The last few years have witnessed a huge leap in addressing Islamic Tourism at both a practical and academic level. On the practical level, a number of hotels, referred to as ‘Muslim-friendly’, have appeared recently (www.islamictourism.com. At the academic level, there are many studies related to religious tourism (Carboni, Perelli et al. 2014, Zamani‐Farahani, Henderson 2010, Al-Hamarneh, Steiner 2004, Eid 2013, Weidenfeld, Ron 2008, Battour, Ismail et al. 2011, Battour, Ismail et al. 2010) which have recently included academic terms related to religious tourism, including ‘the Muslim tourist perceived value’ (Eid, El-Gohary 2014) and ‘the service quality of the Muslim tourist’ (Eid 2012).

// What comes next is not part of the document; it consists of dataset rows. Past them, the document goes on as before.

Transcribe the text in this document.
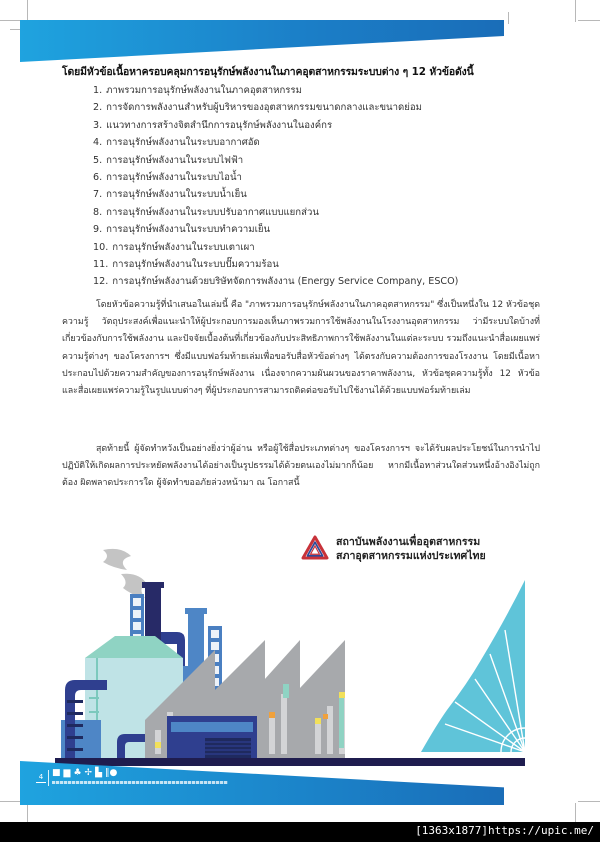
โดยมีหัวข้อเนื้อหาครอบคลุมการอนุรักษ์พลังงานในภาคอุตสาหกรรมระบบต่าง ๆ 12 หัวข้อดังนี้
1. ภาพรวมการอนุรักษ์พลังงานในภาคอุตสาหกรรม
2. การจัดการพลังงานสำหรับผู้บริหารของอุตสาหกรรมขนาดกลางและขนาดย่อม
3. แนวทางการสร้างจิตสำนึกการอนุรักษ์พลังงานในองค์กร
4. การอนุรักษ์พลังงานในระบบอากาศอัด
5. การอนุรักษ์พลังงานในระบบไฟฟ้า
6. การอนุรักษ์พลังงานในระบบไอน้ำ
7. การอนุรักษ์พลังงานในระบบน้ำเย็น
8. การอนุรักษ์พลังงานในระบบปรับอากาศแบบแยกส่วน
9. การอนุรักษ์พลังงานในระบบทำความเย็น
10. การอนุรักษ์พลังงานในระบบเตาเผา
11. การอนุรักษ์พลังงานในระบบปั๊มความร้อน
12. การอนุรักษ์พลังงานด้วยบริษัทจัดการพลังงาน (Energy Service Company, ESCO)

โดยหัวข้อความรู้ที่นำเสนอในเล่มนี้ คือ "ภาพรวมการอนุรักษ์พลังงานในภาคอุตสาหกรรม" ซึ่งเป็นหนึ่งใน 12 หัวข้อชุดความรู้ วัตถุประสงค์เพื่อแนะนำให้ผู้ประกอบการมองเห็นภาพรวมการใช้พลังงานในโรงงานอุตสาหกรรม ว่ามีระบบใดบ้างที่เกี่ยวข้องกับการใช้พลังงาน และปัจจัยเบื้องต้นที่เกี่ยวข้องกับประสิทธิภาพการใช้พลังงานในแต่ละระบบ รวมถึงแนะนำสื่อเผยแพร่ความรู้ต่างๆ ของโครงการฯ ซึ่งมีแบบฟอร์มท้ายเล่มเพื่อขอรับสื่อหัวข้อต่างๆ ได้ตรงกับความต้องการของโรงงาน โดยมีเนื้อหาประกอบไปด้วยความสำคัญของการอนุรักษ์พลังงาน เนื่องจากความผันผวนของราคาพลังงาน, หัวข้อชุดความรู้ทั้ง 12 หัวข้อ และสื่อเผยแพร่ความรู้ในรูปแบบต่างๆ ที่ผู้ประกอบการสามารถติดต่อขอรับไปใช้งานได้ด้วยแบบฟอร์มท้ายเล่ม

สุดท้ายนี้ ผู้จัดทำหวังเป็นอย่างยิ่งว่าผู้อ่าน หรือผู้ใช้สื่อประเภทต่างๆ ของโครงการฯ จะได้รับผลประโยชน์ในการนำไปปฏิบัติให้เกิดผลการประหยัดพลังงานได้อย่างเป็นรูปธรรมได้ด้วยตนเองไม่มากก็น้อย หากมีเนื้อหาส่วนใดส่วนหนึ่งอ้างอิงไม่ถูกต้อง ผิดพลาดประการใด ผู้จัดทำขออภัยล่วงหน้ามา ณ โอกาสนี้

สถาบันพลังงานเพื่ออุตสาหกรรม
สภาอุตสาหกรรมแห่งประเทศไทย
4 ■ ▆ ♣ ✢ ▙ ‖●
[1363x1877]https://upic.me/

The service quality is considered one of the important issues in which both researchers and practitioners have been interested in during the last few years. The research efforts which handled and analysed this issue varied and the service quality dimensions differ according to the service nature and sector. Moreover, they differed in the same service from one study to another (Banerjee, Sah 2012, Calisir, Gumussoy et al. 2012, Cheng, Chen et al. 2012, Akhlaghi, Amini et al. 2012, Carlucci, Renna et al. 2013, Munnukka, Järvi et al. 2013, Finn 2011, Suki 2014, Han, Ham et al. 2012, Ahsan, Rahman 2013, Thaichon, Lobo et al. 2014, Guesalaga, Pitta 2014). The study of the Muslim tourist service quality dimensions should not be limited to the five traditional dimensions, but a sixth dimension relating to compatibility to Islamic Shari’a, like separate swimming pools and providing prayer amenities, should be included.

The behavioural intentions of the tourist is an indicator of plans to revisit the same hotel in the future and recommending visiting the hotel to others (Lai, Chen 2011, Som, Marzuki et al. 2012, Prayag, Hosany et al. 2013, Kim, Ham et al. 2013). Due to the increasing number of the Muslim tourists from Islamic countries, whether for tourism or education, hotels are keen to create a good impression on the tourist so that they recommend the hotel to other potential tourists. This research tries first to investigate whether the Muslim-friendly hotels match the expectations of the Muslim tourist, then to identify how much the perceived service quality influences the future behavioural intentions of the Muslim tourist.